Papa Francesco ha chiuso la Porta Santa, ma il suo messaggio è accompagnato dal brontolio di una crisi sotterranea. Una guerra civile è in corso nella Chiesa. Uno scontro che tocca l’autorità del pontefice e il suo programma riformatore. Sono in gioco visioni opposte sul ruolo della Chiesa, il “peccato”, la salvezza delle anime. E come in tutte le guerre civili il conflitto non contempla compromessi.

Quattro cardinali hanno scelto questi giorni per mettere direttamente sotto accusa la teologia di Francesco e il suo documento postsinodale Amoris Laetitia (che apre la strada alla comunione dei divorziati risposati). I porporati imputano a Bergoglio di avere seminato tra i fedeli “incertezza, confusione e smarrimento” e chiedono di “fare chiarezza” sul documento. Alla lettera sono allegati, nello stile delle contestazioni teologiche, i cosiddetti Dubia: cioè “domande su questioni controverse”. Con un gesto, che ha il sapore di una sfida, la lettera è stata inviata “per conoscenza” anche al guardiano ufficiale dell’ortodossia, il cardinale Gerhard Mueller, prefetto della Congregazione per la Dottrina della fede.  
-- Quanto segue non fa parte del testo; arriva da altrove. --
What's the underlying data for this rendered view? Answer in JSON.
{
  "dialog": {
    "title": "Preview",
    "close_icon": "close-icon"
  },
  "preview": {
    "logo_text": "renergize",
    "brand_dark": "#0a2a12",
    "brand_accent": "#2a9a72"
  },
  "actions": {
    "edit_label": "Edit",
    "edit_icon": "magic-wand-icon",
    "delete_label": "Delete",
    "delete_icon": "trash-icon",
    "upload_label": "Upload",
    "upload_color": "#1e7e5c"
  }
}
E’ un evento assolutamente inedito nella storia moderna del papato. E la prima cosa che colpisce è il silenzio imbarazzato delle alte gerarchie ecclesiastiche. Non un cardinale ha controbattuto pubblicamente le loro tesi, non un presidente di conferenza episcopale, non il dirigente di qualche grande associazione cattolica. E dire che, prendendo di petto il ruolo della coscienza, di cui parla Francesco, i quattro porporati affermano che in tal caso si rischia di arrivare al punto in cui diventano ipotizzabili “casi adulterio virtuoso, omicidio legale e spergiuro obbligatorio”.

Due dei porporati sono esponenti di Curia: il tedesco Walter Brandmueller, già presidente del pontificio Comitato di scienze storiche, e l’americano Raymond Burke, già presidente del tribunale della Segnatura apostolica. E due sono arcivescovi emeriti di grandi diocesi: Carlo Caffarra, caro a Giovanni Paolo II e Benedetto XVI e fino al 2015 alla guida di Bologna, e Joachim Meisner, un intimo di papa Ratzinger, fino al 2014 a capo della diocesi di Colonia.  
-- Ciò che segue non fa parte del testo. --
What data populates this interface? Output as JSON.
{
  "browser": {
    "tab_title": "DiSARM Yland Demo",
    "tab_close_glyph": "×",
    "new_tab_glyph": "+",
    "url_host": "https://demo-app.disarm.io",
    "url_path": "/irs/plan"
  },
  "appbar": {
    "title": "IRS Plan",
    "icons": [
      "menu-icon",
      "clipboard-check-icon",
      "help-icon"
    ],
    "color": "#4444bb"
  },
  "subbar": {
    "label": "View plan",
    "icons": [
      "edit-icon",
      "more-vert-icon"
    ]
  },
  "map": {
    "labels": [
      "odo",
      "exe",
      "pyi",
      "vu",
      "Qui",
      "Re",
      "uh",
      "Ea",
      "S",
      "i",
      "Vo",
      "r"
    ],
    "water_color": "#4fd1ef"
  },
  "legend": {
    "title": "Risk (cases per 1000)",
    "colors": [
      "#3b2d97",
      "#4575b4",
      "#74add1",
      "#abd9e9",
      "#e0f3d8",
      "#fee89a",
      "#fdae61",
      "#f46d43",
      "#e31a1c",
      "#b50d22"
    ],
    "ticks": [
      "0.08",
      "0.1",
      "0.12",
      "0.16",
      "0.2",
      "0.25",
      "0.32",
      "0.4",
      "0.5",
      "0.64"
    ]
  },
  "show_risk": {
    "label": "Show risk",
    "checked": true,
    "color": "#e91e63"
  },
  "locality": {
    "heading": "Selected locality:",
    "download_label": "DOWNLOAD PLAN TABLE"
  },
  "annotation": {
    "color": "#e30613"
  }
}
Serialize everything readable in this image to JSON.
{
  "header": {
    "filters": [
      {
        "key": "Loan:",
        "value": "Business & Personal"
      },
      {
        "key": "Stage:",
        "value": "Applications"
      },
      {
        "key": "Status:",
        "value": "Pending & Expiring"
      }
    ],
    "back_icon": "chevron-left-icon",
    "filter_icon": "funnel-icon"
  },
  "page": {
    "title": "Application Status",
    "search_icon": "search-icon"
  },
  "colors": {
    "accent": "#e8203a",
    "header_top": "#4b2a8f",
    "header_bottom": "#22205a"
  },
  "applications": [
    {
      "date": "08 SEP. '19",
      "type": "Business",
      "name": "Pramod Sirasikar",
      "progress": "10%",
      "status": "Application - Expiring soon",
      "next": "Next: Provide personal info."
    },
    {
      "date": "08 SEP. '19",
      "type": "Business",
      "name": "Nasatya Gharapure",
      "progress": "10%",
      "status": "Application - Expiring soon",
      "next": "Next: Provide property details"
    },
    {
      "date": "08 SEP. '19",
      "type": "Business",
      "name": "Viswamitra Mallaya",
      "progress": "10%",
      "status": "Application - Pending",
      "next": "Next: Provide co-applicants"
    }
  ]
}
Liquidare la loro lettera – a cui Francesco ha risposto indirettamente in un’intervista ad Avvenire , denunciando un “certo legalismo che può essere ideologico” – come il sussulto di quattro “ultraconservatori” significa non comprendere lo scontro sotterraneo, che si è andato sviluppando nella Chiesa cattolica nell’ultimo biennio. I quattro sono la punta di un iceberg, che si va allargando e diffondendo. Parlano anche per molti che non si espongono.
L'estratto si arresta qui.